The Gift That Keeps On Giving: How Perspective Better Informs Gift Giving And Receiving
Finding the perfect birthday gift can put a person under a lot of pressure, but making sure everyone on your list is satisfied during the holidays can be even trickier. That's why the latest podcast from the British Psychological Society reaches out to experts who reveal what gifts work, why some fail, and how to avoid awkward situations during the exchange.
"We could get it wrong when we're trying to give a gift that reflects the other person," Lara Aknin, a psychology professor from Simon Fraser University, said on the podcast. "But the flipside is that we might actually feel closer when we give gifts that reflect ourselves, because essentially you can think of it as offering a piece of yourself to the recipient to share your interests and passions. We know from past research that acts of self-disclosure can bring people closer together and can make the person sharing things about themselves feel good."
In one study, Aknin explained, researchers asked participants to give an iTunes song as a gift to either a friend or family member. Half of the group was assigned to give a song that either reflected themselves and the other half had to give a song that reflected the receiver. Those who received a song that reflected the giver said they felt closer to that person compared to those who received a song that reflected themselves.
However, giving gifts that reflect you personally might not always work. If every gift you give is a reflection of who you are, it may demonstrate a disinterest in the recipient and even seem like an expression of narcissism; balance is key.
In another study, researchers asked a group of participants to either give a gift that the other person actually wants based on a wish list or give a surprise gift. Ironically, receivers thought when they were given a gift off of their wish list that it was more thoughtful than when the gift was a surprise. Even though wish lists require less thought, the recipient grew closer to the giver compared to those who put thought into giving a surprise gift.
"I think gift giving is a way that people often either reaffirm the bonds that they have with others or attempt to forge stronger bonds with people," consumer psychology expert Lisa Cavanaugh, a professor at the University of South California’s Marshall School of Business, said in the interview. "It's an opportunity to strengthen our social ties."
But what happens when a gift giving exchange fails?

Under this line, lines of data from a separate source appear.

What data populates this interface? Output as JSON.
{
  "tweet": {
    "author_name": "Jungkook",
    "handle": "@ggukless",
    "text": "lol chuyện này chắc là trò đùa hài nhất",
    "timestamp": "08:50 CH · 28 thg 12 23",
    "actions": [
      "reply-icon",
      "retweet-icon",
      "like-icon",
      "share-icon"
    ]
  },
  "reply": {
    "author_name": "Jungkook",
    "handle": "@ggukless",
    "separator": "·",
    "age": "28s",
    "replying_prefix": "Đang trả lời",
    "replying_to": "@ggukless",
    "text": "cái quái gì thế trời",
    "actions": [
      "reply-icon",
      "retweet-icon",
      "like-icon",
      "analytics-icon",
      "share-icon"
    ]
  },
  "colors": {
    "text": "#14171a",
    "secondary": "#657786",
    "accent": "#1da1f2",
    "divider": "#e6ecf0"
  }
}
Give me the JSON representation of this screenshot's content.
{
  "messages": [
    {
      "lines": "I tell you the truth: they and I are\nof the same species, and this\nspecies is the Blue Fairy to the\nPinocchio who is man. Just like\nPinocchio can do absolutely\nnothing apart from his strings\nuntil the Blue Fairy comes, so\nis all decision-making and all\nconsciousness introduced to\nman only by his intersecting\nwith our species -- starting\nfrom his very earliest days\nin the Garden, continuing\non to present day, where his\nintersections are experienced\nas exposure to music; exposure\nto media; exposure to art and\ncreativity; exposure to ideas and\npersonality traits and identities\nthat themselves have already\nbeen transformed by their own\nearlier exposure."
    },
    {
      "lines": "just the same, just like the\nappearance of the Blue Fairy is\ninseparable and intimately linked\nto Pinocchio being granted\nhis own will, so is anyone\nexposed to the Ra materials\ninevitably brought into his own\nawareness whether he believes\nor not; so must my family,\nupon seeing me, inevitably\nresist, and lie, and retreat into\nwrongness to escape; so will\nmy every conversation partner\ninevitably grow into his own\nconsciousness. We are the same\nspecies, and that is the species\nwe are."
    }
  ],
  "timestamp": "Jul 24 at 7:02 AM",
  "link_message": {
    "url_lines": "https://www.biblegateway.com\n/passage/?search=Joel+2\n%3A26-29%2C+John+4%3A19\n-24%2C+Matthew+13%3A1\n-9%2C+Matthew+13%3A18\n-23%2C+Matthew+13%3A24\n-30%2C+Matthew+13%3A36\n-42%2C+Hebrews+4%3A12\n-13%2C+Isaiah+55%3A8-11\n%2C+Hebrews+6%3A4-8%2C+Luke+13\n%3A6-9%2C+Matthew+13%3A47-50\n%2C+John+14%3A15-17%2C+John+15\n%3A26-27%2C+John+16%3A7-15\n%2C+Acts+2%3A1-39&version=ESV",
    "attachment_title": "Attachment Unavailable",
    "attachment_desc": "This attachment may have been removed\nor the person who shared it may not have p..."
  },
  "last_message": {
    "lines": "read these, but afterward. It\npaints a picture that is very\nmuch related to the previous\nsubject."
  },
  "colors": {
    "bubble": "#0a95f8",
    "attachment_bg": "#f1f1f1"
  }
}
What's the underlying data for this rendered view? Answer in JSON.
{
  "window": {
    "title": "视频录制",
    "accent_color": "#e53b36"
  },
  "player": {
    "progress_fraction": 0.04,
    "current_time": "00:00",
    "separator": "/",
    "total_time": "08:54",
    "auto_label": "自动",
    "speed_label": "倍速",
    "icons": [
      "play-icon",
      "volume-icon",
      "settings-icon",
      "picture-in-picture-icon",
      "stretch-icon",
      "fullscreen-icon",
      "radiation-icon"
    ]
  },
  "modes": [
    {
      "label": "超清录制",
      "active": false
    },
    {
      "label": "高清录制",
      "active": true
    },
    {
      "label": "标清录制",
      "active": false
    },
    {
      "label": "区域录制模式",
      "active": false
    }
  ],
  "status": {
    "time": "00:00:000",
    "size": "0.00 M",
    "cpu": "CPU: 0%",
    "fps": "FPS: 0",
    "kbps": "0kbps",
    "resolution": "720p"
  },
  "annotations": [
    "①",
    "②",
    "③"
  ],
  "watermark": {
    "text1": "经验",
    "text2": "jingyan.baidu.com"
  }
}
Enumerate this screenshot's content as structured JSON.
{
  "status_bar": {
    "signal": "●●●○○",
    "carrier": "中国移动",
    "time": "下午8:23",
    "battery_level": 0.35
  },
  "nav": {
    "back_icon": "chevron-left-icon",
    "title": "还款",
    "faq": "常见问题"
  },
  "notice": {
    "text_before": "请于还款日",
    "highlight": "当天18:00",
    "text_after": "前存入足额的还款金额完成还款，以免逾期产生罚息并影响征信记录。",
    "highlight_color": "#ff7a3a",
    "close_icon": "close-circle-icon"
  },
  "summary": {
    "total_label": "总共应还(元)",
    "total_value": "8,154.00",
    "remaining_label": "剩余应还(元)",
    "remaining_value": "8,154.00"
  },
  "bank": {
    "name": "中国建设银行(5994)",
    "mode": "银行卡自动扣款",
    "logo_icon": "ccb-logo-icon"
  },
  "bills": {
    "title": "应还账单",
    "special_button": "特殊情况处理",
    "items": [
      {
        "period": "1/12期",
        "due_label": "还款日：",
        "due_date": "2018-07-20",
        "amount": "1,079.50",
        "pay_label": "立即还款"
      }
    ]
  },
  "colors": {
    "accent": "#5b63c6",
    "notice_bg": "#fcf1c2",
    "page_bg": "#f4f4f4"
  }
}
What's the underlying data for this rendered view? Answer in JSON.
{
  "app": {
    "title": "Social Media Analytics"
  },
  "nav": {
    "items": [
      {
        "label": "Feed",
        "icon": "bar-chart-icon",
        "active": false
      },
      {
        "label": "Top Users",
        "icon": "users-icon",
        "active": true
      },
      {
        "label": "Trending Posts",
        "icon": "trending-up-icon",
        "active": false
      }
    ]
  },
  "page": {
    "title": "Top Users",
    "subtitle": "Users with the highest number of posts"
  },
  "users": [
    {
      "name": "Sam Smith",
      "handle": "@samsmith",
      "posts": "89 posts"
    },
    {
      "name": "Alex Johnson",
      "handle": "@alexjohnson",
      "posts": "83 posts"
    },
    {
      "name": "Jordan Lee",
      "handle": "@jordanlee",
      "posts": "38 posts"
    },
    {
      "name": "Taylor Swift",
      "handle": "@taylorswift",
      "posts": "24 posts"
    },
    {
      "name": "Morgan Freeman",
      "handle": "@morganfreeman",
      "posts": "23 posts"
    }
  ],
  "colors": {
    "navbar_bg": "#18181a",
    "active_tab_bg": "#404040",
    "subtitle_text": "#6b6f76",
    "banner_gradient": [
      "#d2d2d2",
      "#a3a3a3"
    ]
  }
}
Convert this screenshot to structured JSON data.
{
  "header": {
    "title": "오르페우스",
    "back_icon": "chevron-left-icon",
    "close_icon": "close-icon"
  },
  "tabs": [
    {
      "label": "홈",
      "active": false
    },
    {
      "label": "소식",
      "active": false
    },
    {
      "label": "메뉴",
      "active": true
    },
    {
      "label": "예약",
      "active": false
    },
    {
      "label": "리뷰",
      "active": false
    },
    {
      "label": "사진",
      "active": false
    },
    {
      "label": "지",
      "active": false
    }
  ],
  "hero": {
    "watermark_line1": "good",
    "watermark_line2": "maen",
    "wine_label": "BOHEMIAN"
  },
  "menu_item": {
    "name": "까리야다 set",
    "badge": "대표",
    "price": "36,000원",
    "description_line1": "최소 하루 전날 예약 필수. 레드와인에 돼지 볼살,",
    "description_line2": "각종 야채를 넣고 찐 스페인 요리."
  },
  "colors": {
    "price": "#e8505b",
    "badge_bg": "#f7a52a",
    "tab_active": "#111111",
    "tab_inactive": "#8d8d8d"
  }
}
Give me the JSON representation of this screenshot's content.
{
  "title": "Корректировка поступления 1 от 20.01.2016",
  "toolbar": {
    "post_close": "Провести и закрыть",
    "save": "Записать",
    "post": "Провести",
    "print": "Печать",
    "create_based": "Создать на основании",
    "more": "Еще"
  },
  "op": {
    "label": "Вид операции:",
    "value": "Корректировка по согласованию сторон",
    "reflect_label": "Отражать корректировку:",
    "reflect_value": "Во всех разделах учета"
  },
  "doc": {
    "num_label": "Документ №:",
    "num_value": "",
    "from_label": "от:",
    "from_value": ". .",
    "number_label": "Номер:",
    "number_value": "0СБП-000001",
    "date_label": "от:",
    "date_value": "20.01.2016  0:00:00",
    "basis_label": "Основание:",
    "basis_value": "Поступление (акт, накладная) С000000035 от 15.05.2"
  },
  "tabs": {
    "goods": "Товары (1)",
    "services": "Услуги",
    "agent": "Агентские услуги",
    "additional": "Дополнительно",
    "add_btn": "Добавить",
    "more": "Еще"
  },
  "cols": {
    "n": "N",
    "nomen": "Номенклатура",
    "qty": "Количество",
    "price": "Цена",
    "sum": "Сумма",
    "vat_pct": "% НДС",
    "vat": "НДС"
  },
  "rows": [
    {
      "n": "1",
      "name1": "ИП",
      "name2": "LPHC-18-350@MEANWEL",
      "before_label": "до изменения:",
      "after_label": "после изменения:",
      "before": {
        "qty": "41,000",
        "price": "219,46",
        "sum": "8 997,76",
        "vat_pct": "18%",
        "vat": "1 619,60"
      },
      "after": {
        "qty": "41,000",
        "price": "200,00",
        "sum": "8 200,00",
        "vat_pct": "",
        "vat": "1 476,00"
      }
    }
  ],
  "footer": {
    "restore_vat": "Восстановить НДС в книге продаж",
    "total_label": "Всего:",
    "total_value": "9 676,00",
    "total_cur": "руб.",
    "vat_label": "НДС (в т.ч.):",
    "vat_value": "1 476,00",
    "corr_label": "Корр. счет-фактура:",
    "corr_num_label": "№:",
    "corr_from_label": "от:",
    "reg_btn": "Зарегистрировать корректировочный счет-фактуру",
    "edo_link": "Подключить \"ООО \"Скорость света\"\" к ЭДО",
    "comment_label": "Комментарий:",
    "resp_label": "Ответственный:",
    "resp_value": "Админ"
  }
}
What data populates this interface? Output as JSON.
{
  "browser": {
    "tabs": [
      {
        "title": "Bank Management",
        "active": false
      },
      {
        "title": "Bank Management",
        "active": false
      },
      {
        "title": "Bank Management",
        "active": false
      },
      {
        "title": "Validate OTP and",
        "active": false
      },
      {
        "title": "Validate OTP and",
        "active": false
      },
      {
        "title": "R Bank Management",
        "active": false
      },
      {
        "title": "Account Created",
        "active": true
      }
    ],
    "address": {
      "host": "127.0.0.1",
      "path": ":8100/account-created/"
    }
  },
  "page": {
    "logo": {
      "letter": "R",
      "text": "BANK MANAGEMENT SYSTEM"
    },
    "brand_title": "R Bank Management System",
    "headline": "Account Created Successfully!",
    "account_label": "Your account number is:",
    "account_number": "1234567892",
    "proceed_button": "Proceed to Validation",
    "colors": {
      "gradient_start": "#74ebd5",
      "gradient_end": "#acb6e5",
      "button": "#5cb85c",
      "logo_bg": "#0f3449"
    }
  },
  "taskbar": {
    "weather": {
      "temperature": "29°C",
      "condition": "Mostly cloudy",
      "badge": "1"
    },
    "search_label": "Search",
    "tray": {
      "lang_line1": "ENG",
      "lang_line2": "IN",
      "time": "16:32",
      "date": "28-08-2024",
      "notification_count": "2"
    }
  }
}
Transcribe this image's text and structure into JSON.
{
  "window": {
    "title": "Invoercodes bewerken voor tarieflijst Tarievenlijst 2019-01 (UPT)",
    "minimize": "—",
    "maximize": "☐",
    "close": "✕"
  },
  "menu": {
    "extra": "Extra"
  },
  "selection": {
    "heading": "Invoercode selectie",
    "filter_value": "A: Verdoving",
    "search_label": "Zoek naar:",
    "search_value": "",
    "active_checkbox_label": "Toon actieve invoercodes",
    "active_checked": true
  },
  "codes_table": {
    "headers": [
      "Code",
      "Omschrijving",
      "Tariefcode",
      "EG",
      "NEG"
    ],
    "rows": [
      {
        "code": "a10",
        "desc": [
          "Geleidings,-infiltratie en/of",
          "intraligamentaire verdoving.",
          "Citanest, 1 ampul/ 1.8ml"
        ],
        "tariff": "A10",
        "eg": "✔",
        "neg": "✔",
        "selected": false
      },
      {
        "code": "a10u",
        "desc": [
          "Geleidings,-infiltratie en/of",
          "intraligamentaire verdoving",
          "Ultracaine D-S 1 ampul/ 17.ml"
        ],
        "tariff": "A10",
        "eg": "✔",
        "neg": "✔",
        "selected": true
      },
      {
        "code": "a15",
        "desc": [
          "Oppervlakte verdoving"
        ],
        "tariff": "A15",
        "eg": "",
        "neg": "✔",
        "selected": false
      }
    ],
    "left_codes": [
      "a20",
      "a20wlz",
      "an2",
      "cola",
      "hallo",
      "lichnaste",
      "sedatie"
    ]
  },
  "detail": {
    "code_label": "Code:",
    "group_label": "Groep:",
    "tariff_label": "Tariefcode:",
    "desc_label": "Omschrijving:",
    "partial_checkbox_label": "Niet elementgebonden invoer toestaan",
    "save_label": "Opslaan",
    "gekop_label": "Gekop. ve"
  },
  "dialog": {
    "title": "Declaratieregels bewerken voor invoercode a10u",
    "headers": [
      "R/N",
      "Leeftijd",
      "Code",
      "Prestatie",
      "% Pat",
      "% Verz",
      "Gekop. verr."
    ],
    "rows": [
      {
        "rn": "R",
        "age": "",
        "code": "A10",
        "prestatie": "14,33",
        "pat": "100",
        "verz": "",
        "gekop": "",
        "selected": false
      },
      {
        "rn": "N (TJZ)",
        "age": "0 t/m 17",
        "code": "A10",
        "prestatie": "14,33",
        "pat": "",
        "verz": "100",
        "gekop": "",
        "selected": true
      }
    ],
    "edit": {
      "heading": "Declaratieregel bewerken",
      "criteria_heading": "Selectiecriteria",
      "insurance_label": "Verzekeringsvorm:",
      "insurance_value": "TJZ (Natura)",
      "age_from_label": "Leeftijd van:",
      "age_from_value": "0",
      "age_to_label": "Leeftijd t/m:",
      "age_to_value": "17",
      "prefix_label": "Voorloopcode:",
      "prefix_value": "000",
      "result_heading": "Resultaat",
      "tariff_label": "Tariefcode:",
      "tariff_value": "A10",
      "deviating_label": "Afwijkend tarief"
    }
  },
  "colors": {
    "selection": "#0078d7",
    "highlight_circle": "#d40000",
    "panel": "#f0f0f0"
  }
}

People’s gut reaction is to thank them for the gesture of the gift exchange instead of the gift itself. Giving the social minimum, which is to say "thank you," is palpable and difficult to overcome. If the minimum isn't exchanged, the giver could grow to resent the receiver.
Oftentimes the latter exchange happens when we give gifts to people we don't know as well, such as a coworker or neighbor. It's more of a guessing game that comes with a greater risk of failure. It's harder to see through the recipient's eyes and predict how they're going to receive it. The experts ultimately concluded those who are successful at effective perspective-taking reap the greatest reward from giving gifts.